Maggior stupore fece l’eliminazione di alcune formule provocatorie che potevano suonare offensive per ebrei e musulmani, dal rito di consacrazione de genere umano a Cristo Re.
Paolo VI eredita da Giovanni XXIII la necessità di completare il Concilio, continuando in una linea già intrapresa dal suo predecessore, quindi tutto il magistero di Paolo VI, si svolge in modo particolare alla problematica cristiano-musulmano giungendo ad una sostanziale uniformità di posizione all’interno del Concilio stesso.
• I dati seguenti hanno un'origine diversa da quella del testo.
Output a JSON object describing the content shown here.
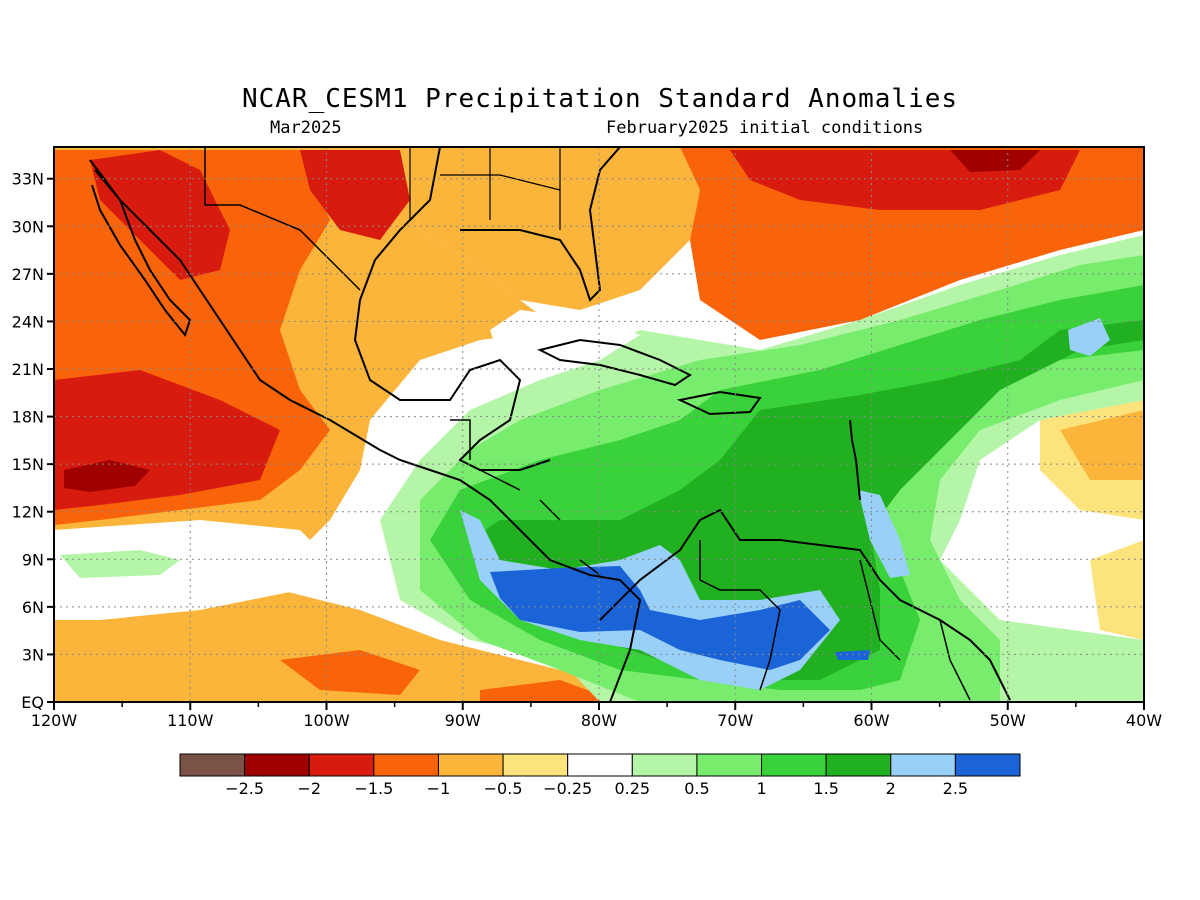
{
  "title": "NCAR_CESM1 Precipitation Standard Anomalies",
  "subtitle_left": "Mar2025",
  "subtitle_right": "February2025 initial conditions",
  "map": {
    "lon_range": [
      -120,
      -40
    ],
    "lat_range": [
      0,
      35
    ],
    "x_tick_labels": [
      "120W",
      "110W",
      "100W",
      "90W",
      "80W",
      "70W",
      "60W",
      "50W",
      "40W"
    ],
    "y_tick_labels": [
      "EQ",
      "3N",
      "6N",
      "9N",
      "12N",
      "15N",
      "18N",
      "21N",
      "24N",
      "27N",
      "30N",
      "33N"
    ],
    "grid": "dotted"
  },
  "colorbar": {
    "colors": [
      "#7a5246",
      "#a00000",
      "#d71c0f",
      "#f9640a",
      "#fbb53a",
      "#fde37c",
      "#ffffff",
      "#b4f5a8",
      "#78ec6c",
      "#3ad23a",
      "#20b020",
      "#98d0f8",
      "#1a64d8"
    ],
    "labels": [
      "-2.5",
      "-2",
      "-1.5",
      "-1",
      "-0.5",
      "-0.25",
      "0.25",
      "0.5",
      "1",
      "1.5",
      "2",
      "2.5"
    ]
  }
}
Fu, quindi, Paolo VI a completarne l’opera anzi a svilupparla ulteriormente e a portare la Chiesa ad un nuovo rapporto con i non cristiani e a riallacciare i rapporti anche con i cristiani separati da Roma.  
Già nel corso d’apertura del Concilio Vaticano II egli  chiedeva ai padri conciliari di aprirsi a nuove frontiere, più ampie di quelle prospettate da Giovanni XXIII, chiedendo di guardare alle altre religioni che ancora conservano il senso e il concetto di Dio, professando la loro fede in modo sincero, fondendo la propria vita su principi morali.  
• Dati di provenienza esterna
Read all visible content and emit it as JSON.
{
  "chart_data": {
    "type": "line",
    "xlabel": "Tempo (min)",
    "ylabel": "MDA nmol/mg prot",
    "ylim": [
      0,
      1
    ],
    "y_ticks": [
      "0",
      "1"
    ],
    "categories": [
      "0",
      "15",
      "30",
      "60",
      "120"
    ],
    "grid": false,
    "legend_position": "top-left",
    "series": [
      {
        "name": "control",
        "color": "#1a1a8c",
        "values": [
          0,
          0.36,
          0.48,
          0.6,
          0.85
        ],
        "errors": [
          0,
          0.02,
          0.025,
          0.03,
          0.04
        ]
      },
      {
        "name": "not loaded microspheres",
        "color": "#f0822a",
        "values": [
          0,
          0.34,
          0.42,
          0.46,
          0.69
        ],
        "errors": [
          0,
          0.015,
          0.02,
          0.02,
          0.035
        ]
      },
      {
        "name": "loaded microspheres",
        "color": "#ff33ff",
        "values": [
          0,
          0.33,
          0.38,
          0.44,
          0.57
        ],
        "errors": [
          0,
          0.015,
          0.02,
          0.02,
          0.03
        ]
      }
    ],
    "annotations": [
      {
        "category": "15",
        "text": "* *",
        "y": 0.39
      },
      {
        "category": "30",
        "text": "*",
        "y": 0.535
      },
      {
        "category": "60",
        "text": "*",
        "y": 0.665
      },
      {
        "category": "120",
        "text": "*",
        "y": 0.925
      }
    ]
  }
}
Paolo VI aveva istituito il Segretariato per l’unità dei cristiani che risultò determinante per l’Ecumenismo e i rapporti con le altre religioni.
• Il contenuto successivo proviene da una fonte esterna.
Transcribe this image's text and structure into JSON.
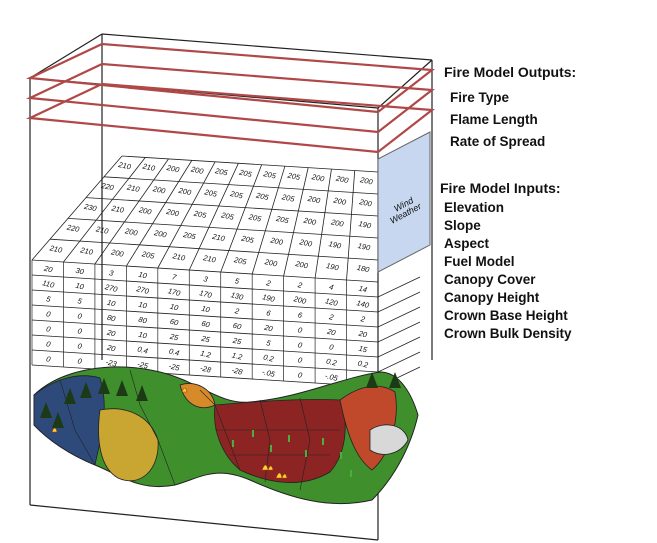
{
  "outputs": {
    "heading": "Fire Model Outputs:",
    "items": [
      "Fire Type",
      "Flame Length",
      "Rate of Spread"
    ]
  },
  "inputs": {
    "heading": "Fire Model Inputs:",
    "items": [
      "Elevation",
      "Slope",
      "Aspect",
      "Fuel Model",
      "Canopy Cover",
      "Canopy Height",
      "Crown Base Height",
      "Crown Bulk Density"
    ]
  },
  "weather_panel": {
    "line1": "Wind",
    "line2": "Weather"
  },
  "grid_rows": [
    [
      "210",
      "210",
      "200",
      "200",
      "205",
      "205",
      "205",
      "205",
      "200",
      "200",
      "200"
    ],
    [
      "220",
      "210",
      "200",
      "200",
      "205",
      "205",
      "205",
      "205",
      "200",
      "200",
      "200"
    ],
    [
      "230",
      "210",
      "200",
      "200",
      "205",
      "205",
      "205",
      "205",
      "200",
      "200",
      "190"
    ],
    [
      "220",
      "210",
      "200",
      "200",
      "205",
      "210",
      "205",
      "200",
      "200",
      "190",
      "190"
    ],
    [
      "210",
      "210",
      "200",
      "205",
      "210",
      "210",
      "205",
      "200",
      "200",
      "190",
      "180"
    ],
    [
      "20",
      "30",
      "3",
      "10",
      "7",
      "3",
      "5",
      "2",
      "2",
      "4",
      "14"
    ],
    [
      "110",
      "10",
      "270",
      "270",
      "170",
      "170",
      "130",
      "190",
      "200",
      "120",
      "140"
    ],
    [
      "5",
      "5",
      "10",
      "10",
      "10",
      "10",
      "2",
      "6",
      "6",
      "2",
      "2"
    ],
    [
      "0",
      "0",
      "80",
      "80",
      "60",
      "60",
      "60",
      "20",
      "0",
      "20",
      "20"
    ],
    [
      "0",
      "0",
      "20",
      "10",
      "25",
      "25",
      "25",
      "5",
      "0",
      "0",
      "15"
    ],
    [
      "0",
      "0",
      "20",
      "0.4",
      "0.4",
      "1.2",
      "1.2",
      "0.2",
      "0",
      "0.2",
      "0.2"
    ],
    [
      "0",
      "0",
      "-23",
      "-25",
      "-25",
      "-28",
      "-28",
      "-.05",
      "0",
      "-.05",
      "-.05"
    ]
  ],
  "colors": {
    "output_lines": "#b04848",
    "weather_panel": "#c7d7f0",
    "terrain_green": "#3f8f2c",
    "terrain_red": "#8c2424",
    "terrain_blue": "#2d4a7a",
    "terrain_yellow": "#d9b42a"
  }
}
Durante il  Concilio, Paolo VI  ebbe ad affermare che «la Chiesa non può guardare solo all’interno dei propri confini, ma deve aprirsi a tutta la comunità».
Con questo spirito, nel 1963, il Papa annunciò un pellegrinaggio a Gerusalemme, avvenuto l’anno dopo, quando dinanzi a Re Hussein di Giordania, disse “di parlare a nome di tutta una famiglia in cui i Musulmani e i Cristiani sono uniti da un’unica concezione”.  
Nell’ottobre del 1965 viene pubblicato il documento “Nostra Aetate”, dove al paragrafo III viene riportato:  «La Chiesa guarda con stima ai Musulmani che adorano il Dio unico, vivente, misericordioso e onnipotente» .
La dichiarazione conciliare “Dignitatis Humanae” del dicembre dello stesso anno tirerà le ultime conclusioni affermando che il diritto alla libertà religiosa si fonda sulla dignità della persona umana, perché  “si deve presupporre che chi aderisca ad una credenza religiosa lo fa perché, come norma, la ritiene vera”.
Con l’avvento di Giovanni Paolo II il dialogo con le altre religioni venne gestito in prima persona dal Papa stesso.  
Egli nell’enciclica “Redemptor hominis” del 1979 disse che le religioni sono «meraviglioso patrimonio dello spirito dell’uomo».
E in questo spirito che egli promuove la giornata mondiale di preghiera per la pace ad Assisi il 27 ottobre del 1986.
Un appello lanciato dal Papa a tutti i popoli in guerra che chiede la non belligeranza per la giornata interessata di Assisi.
La tregue proposta dal Papa fu largamente mantenuta e nella cittadina umbra delegati delle varie religioni si riunirono in preghiera, ognuno con il suo rito, con la sua tradizione, con la sua forma di preghiera.  
Nei documenti del periodo relativo al ventennio 1978-1998 emerge l’impressione che il Papa Giovanni Paolo II voglia portare a compimento le prospettive ecumeniche e i presupposti già espliciti in Paolo VI, con una volontà di chiarificazione e di legittimazione ancora più evidente rispetto al suo predecessore.   
Negli insegnamenti di Papa Giovanni Paolo II emergono tre direttive :
1 -  ufficiale-politico, in cui c'è il rispetto dell'altra religione. È un aspetto non troppo ampio nel magistero papale, tranne che quando si rivolge a personalità politiche;
2 -  etico-pastorale, in occasioni contingenti in cui emerge la funzione pastorale del papa in contesti catechetici in cui si sottolinea il rispetto della persona e la libertà religiosa;
3 - storica, in cui l'analisi della storia passata è vista come il terreno su cui instaurare il dialogo e il confronto che è l'insegnamento più importante della storia.
La Chiesa post-moderna non intacca la sua forza, anzi la stimola a dimostrarsi più salda nei suoi principi grazie al confronto con altre religioni.